Since Darwin, pre-mating sexual selection has been recognized as a potent evolutionary agent.  Only in recent decades have biologist realized that females often mate multiply, allowing males to continue to compete after mating and take the form of sperm competition.  Sperm competition clearly shapes a multitude of morphological and behavioral adaptations, but its role in genetic divergence is less understood. 

My research program seeks to understand 1) what is the role of sperm competition in genetic divergence? and 2) what is the genetic basis of adaptations to sperm competition?  This work combines classic experimental designs from behavioral ecology and evolutionary genetics with modern genomics technique.  Specifically, I have explored the hypothesis sperm competition drives the nearly universal observation that reproductive genes are among the most divergent in the genome.   I focus on a copulatory foam (above) that male Japanese quail (Coturnix japonica) transfer to the female reproductive tract during mating. 

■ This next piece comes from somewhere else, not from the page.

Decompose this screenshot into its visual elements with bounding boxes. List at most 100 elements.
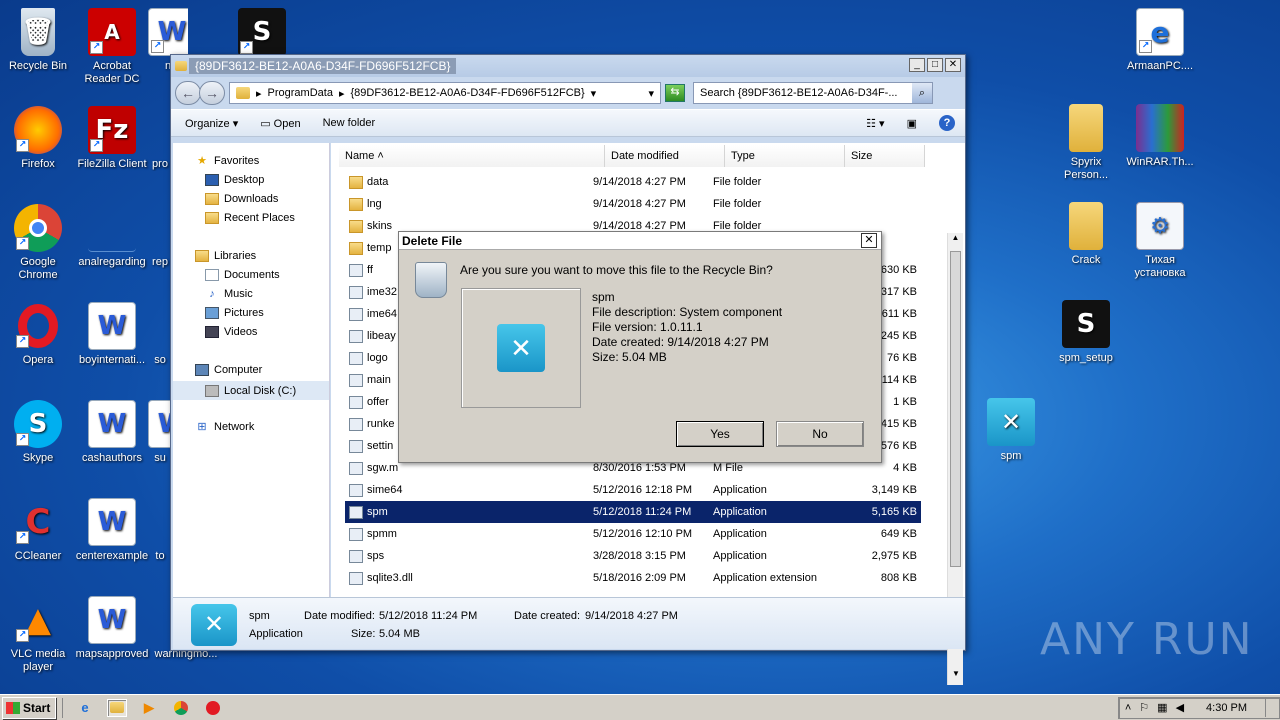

Despite demonstrating that foam dramatically improves a male's reproductive success under sperm competition, I found that the vast majority genes expressed in the foam gland evolve under striking and surprising levels of selective constraint.  However, the most abundant proteins in the fund are novel and diverge quite rapidly.  Overall, my results suggest that rapid evolution is not a universal product of sexual selection and highlights the importance of applying genomics approaches to studies of sperm competition.

This work sets up a long-term research goal of understanding the genetic basis of post-copulatory male-male conflict and its role in the speciation process.